Nicolas Roze (17 January 1745 – 30 September 1819) was a French composer and music theorist.

==Biography==
Born in Mercurey, Roze was a choirboy at the Basilique Notre-Dame de Beaune, Nicolas Roze was noted for his beautiful voice and received a good musical training. He was not twelve years old when he composed a motet with orchestra. He was invited to enter the King's music as a page, but his parents preferred to have him finish his studies at the Beaune college and then at the Autun seminary.

A master of music in Beaune from 1767 to 1769, he had a mass of his composition performed there, and went to Paris to present it to Antoine Dauvergne, superintendent of the music of the king. In 1769, the latter commissioned him the motet Dixit insipiens, given to the Concert Spirituel. His first published work was a Quartet for flute and strings in C minor (1769).

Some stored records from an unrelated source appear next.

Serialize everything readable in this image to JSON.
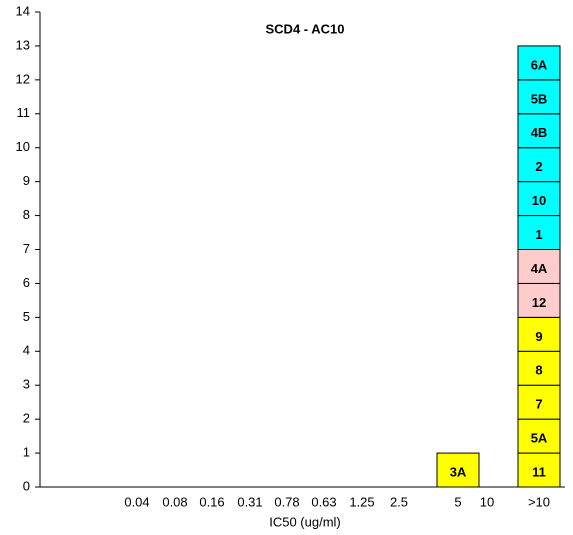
{
  "chart_data": {
    "type": "stacked_box",
    "title": "SCD4 - AC10",
    "x_label": "IC50 (ug/ml)",
    "categories": [
      "0.04",
      "0.08",
      "0.16",
      "0.31",
      "0.78",
      "0.63",
      "1.25",
      "2.5",
      "5",
      "10",
      ">10"
    ],
    "ylim": [
      0,
      14
    ],
    "yticks": [
      0,
      1,
      2,
      3,
      4,
      5,
      6,
      7,
      8,
      9,
      10,
      11,
      12,
      13,
      14
    ],
    "series": [
      {
        "name": "3A",
        "color": "#ffff00",
        "values": [
          null,
          null,
          null,
          null,
          null,
          null,
          null,
          null,
          1,
          null,
          null
        ]
      },
      {
        "name": "11",
        "color": "#ffff00",
        "values": [
          null,
          null,
          null,
          null,
          null,
          null,
          null,
          null,
          null,
          null,
          1
        ]
      },
      {
        "name": "5A",
        "color": "#ffff00",
        "values": [
          null,
          null,
          null,
          null,
          null,
          null,
          null,
          null,
          null,
          null,
          1
        ]
      },
      {
        "name": "7",
        "color": "#ffff00",
        "values": [
          null,
          null,
          null,
          null,
          null,
          null,
          null,
          null,
          null,
          null,
          1
        ]
      },
      {
        "name": "8",
        "color": "#ffff00",
        "values": [
          null,
          null,
          null,
          null,
          null,
          null,
          null,
          null,
          null,
          null,
          1
        ]
      },
      {
        "name": "9",
        "color": "#ffff00",
        "values": [
          null,
          null,
          null,
          null,
          null,
          null,
          null,
          null,
          null,
          null,
          1
        ]
      },
      {
        "name": "12",
        "color": "#ffcccc",
        "values": [
          null,
          null,
          null,
          null,
          null,
          null,
          null,
          null,
          null,
          null,
          1
        ]
      },
      {
        "name": "4A",
        "color": "#ffcccc",
        "values": [
          null,
          null,
          null,
          null,
          null,
          null,
          null,
          null,
          null,
          null,
          1
        ]
      },
      {
        "name": "1",
        "color": "#00ffff",
        "values": [
          null,
          null,
          null,
          null,
          null,
          null,
          null,
          null,
          null,
          null,
          1
        ]
      },
      {
        "name": "10",
        "color": "#00ffff",
        "values": [
          null,
          null,
          null,
          null,
          null,
          null,
          null,
          null,
          null,
          null,
          1
        ]
      },
      {
        "name": "2",
        "color": "#00ffff",
        "values": [
          null,
          null,
          null,
          null,
          null,
          null,
          null,
          null,
          null,
          null,
          1
        ]
      },
      {
        "name": "4B",
        "color": "#00ffff",
        "values": [
          null,
          null,
          null,
          null,
          null,
          null,
          null,
          null,
          null,
          null,
          1
        ]
      },
      {
        "name": "5B",
        "color": "#00ffff",
        "values": [
          null,
          null,
          null,
          null,
          null,
          null,
          null,
          null,
          null,
          null,
          1
        ]
      },
      {
        "name": "6A",
        "color": "#00ffff",
        "values": [
          null,
          null,
          null,
          null,
          null,
          null,
          null,
          null,
          null,
          null,
          1
        ]
      }
    ]
  }
}
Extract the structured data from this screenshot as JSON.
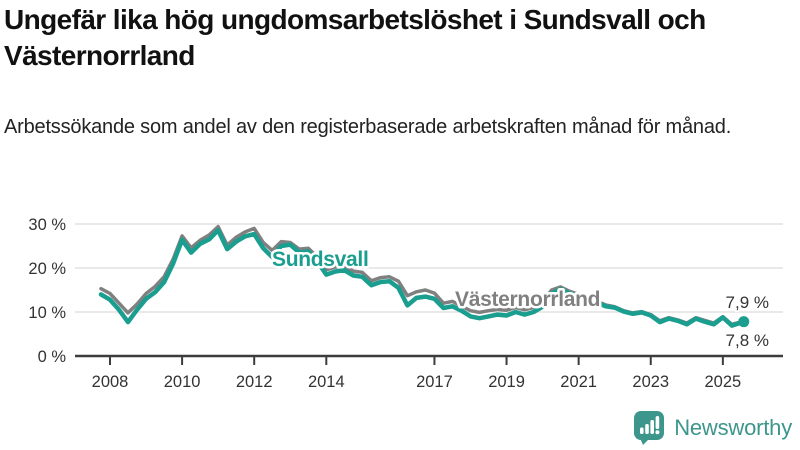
{
  "title": "Ungefär lika hög ungdomsarbetslöshet i Sundsvall och Västernorrland",
  "subtitle": "Arbetssökande som andel av den registerbaserade arbetskraften månad för månad.",
  "branding": {
    "logo_text": "Newsworthy",
    "logo_icon": "newsworthy-bar-chart-bubble-icon",
    "logo_color": "#3d968c"
  },
  "colors": {
    "sundsvall": "#1a9e8f",
    "vasternorrland": "#808080",
    "grid": "#dcdcdc",
    "axis": "#3c3c3c",
    "tick_text": "#333333",
    "title_text": "#111111"
  },
  "chart_data": {
    "type": "line",
    "title": "Ungefär lika hög ungdomsarbetslöshet i Sundsvall och Västernorrland",
    "xlabel": "",
    "ylabel": "",
    "grid": "horizontal",
    "legend_position": "inline-labels-on-lines",
    "xlim": [
      2007.6,
      2026.3
    ],
    "ylim": [
      0,
      33
    ],
    "yticks": [
      "0 %",
      "10 %",
      "20 %",
      "30 %"
    ],
    "ytick_values": [
      0,
      10,
      20,
      30
    ],
    "xticks": [
      "2008",
      "2010",
      "2012",
      "2014",
      "2017",
      "2019",
      "2021",
      "2023",
      "2025"
    ],
    "xtick_values": [
      2008,
      2010,
      2012,
      2014,
      2017,
      2019,
      2021,
      2023,
      2025
    ],
    "x": [
      2007.75,
      2008,
      2008.25,
      2008.5,
      2008.75,
      2009,
      2009.25,
      2009.5,
      2009.75,
      2010,
      2010.25,
      2010.5,
      2010.75,
      2011,
      2011.25,
      2011.5,
      2011.75,
      2012,
      2012.25,
      2012.5,
      2012.75,
      2013,
      2013.25,
      2013.5,
      2013.75,
      2014,
      2014.25,
      2014.5,
      2014.75,
      2015,
      2015.25,
      2015.5,
      2015.75,
      2016,
      2016.25,
      2016.5,
      2016.75,
      2017,
      2017.25,
      2017.5,
      2017.75,
      2018,
      2018.25,
      2018.5,
      2018.75,
      2019,
      2019.25,
      2019.5,
      2019.75,
      2020,
      2020.25,
      2020.5,
      2020.75,
      2021,
      2021.25,
      2021.5,
      2021.75,
      2022,
      2022.25,
      2022.5,
      2022.75,
      2023,
      2023.25,
      2023.5,
      2023.75,
      2024,
      2024.25,
      2024.5,
      2024.75,
      2025,
      2025.25,
      2025.58
    ],
    "series": [
      {
        "name": "Västernorrland",
        "color": "#808080",
        "end_label": "7,9 %",
        "end_dot": false,
        "values": [
          15.3,
          14.2,
          12.0,
          9.8,
          11.8,
          14.2,
          15.8,
          18.0,
          22.0,
          27.3,
          24.6,
          26.3,
          27.5,
          29.4,
          25.2,
          27.0,
          28.2,
          29.0,
          25.8,
          24.0,
          26.0,
          25.8,
          24.3,
          24.5,
          22.5,
          19.6,
          20.2,
          20.4,
          19.3,
          19.0,
          17.1,
          17.8,
          18.0,
          17.0,
          13.7,
          14.6,
          15.0,
          14.3,
          12.0,
          12.4,
          11.3,
          10.3,
          9.9,
          10.3,
          10.6,
          10.4,
          11.0,
          10.5,
          11.0,
          12.2,
          15.0,
          15.7,
          14.7,
          14.0,
          13.0,
          12.5,
          11.6,
          11.2,
          10.3,
          9.8,
          10.1,
          9.4,
          8.0,
          8.7,
          8.2,
          7.5,
          8.7,
          8.1,
          7.5,
          8.9,
          7.2,
          7.9
        ]
      },
      {
        "name": "Sundsvall",
        "color": "#1a9e8f",
        "end_label": "7,8 %",
        "end_dot": true,
        "values": [
          14.0,
          12.8,
          10.5,
          7.7,
          10.5,
          13.0,
          14.5,
          16.8,
          21.0,
          26.4,
          23.5,
          25.5,
          26.5,
          28.6,
          24.3,
          26.0,
          27.2,
          27.7,
          24.5,
          22.5,
          25.0,
          25.3,
          23.5,
          23.8,
          21.5,
          18.5,
          19.2,
          19.5,
          18.3,
          18.0,
          16.1,
          16.8,
          17.0,
          15.5,
          11.5,
          13.2,
          13.5,
          13.0,
          10.9,
          11.3,
          10.3,
          9.0,
          8.6,
          9.0,
          9.4,
          9.2,
          10.0,
          9.4,
          10.0,
          11.2,
          14.2,
          15.2,
          14.2,
          13.6,
          12.6,
          12.2,
          11.3,
          11.0,
          10.1,
          9.6,
          9.9,
          9.2,
          7.7,
          8.5,
          8.0,
          7.2,
          8.5,
          7.8,
          7.2,
          8.8,
          6.9,
          7.8
        ]
      }
    ]
  }
}
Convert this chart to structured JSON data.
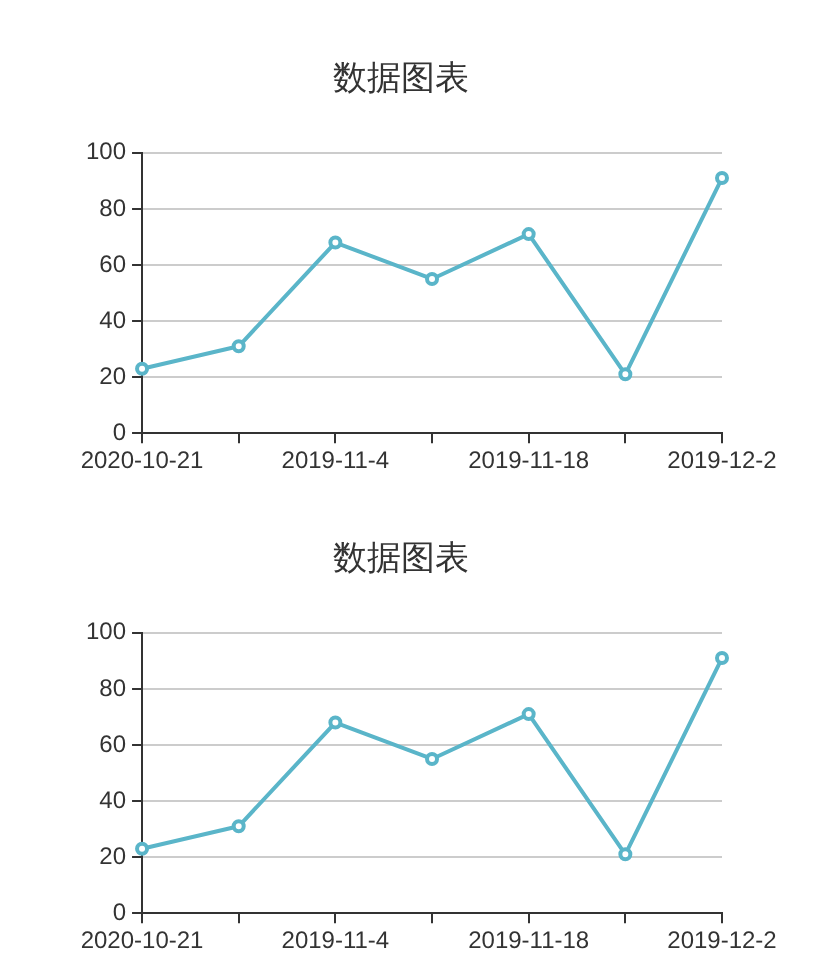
{
  "chart_data": [
    {
      "type": "line",
      "title": "数据图表",
      "categories": [
        "2020-10-21",
        null,
        "2019-11-4",
        null,
        "2019-11-18",
        null,
        "2019-12-2"
      ],
      "series": [
        {
          "color": "#5ab5c9",
          "values": [
            23,
            31,
            68,
            55,
            71,
            21,
            91
          ]
        }
      ],
      "ylim": [
        0,
        100
      ],
      "yticks": [
        0,
        20,
        40,
        60,
        80,
        100
      ],
      "grid": "y",
      "legend": false,
      "marker": "circle",
      "line_style": "solid"
    },
    {
      "type": "line",
      "title": "数据图表",
      "categories": [
        "2020-10-21",
        null,
        "2019-11-4",
        null,
        "2019-11-18",
        null,
        "2019-12-2"
      ],
      "series": [
        {
          "color": "#5ab5c9",
          "values": [
            23,
            31,
            68,
            55,
            71,
            21,
            91
          ]
        }
      ],
      "ylim": [
        0,
        100
      ],
      "yticks": [
        0,
        20,
        40,
        60,
        80,
        100
      ],
      "grid": "y",
      "legend": false,
      "marker": "circle",
      "line_style": "solid"
    }
  ]
}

After spending a few years at the Cathédrale Saint-Maurice d'Angers, he settled in Paris, where in 1775 he became a chapel master in the Église des Saints-Innocents. In 1779, after a dispute with the ecclesiastical authorities, he devoted himself to the teaching of music and wrote his system of harmony, which was published by Jean-Benjamin de La Borde.

His motet Vivat in æternum was performed during the coronation of Napoleon (2 December 1804) under the direction of his former student Jean-François Lesueur. From 1807 to his death he was a librarian at the Conservatoire de Paris.

Along François-Joseph Gossec and Étienne Ozi, abbott Roze was the author of the first published method of serpent (1814). This instrument, which had been in use for about two centuries, was soon to begin to decline. But one reason for this was that his use in military music had grown strongly during the Revolution and the Empire, and whose teaching at that time was often diffused by private teachers for lack of schools.

A freemason, he was reported as a member of the lodges Les Cœurs Simples de l'Étoile Polaire (1778–1779), Saint Jean d'Écosse du Contrat social (1783) and L'Olympique de la Parfaite Estime (1786), then Les Neuf Sœurs (1806).

He died in Saint-Mandé aged 74.

== Bibliography ==
- Sylvie Jeannerot, L'Abbé Nicolas Roze (1745-1819), maître de chapelle et bibliothècaire, thesis, Université Strasbourg 2, 1998
- François-Joseph Fétis, Biographie universelle des musiciens et bibliographie générale de la musique, volume 7, Paris, Firmin-Didot, 1867, p. 502.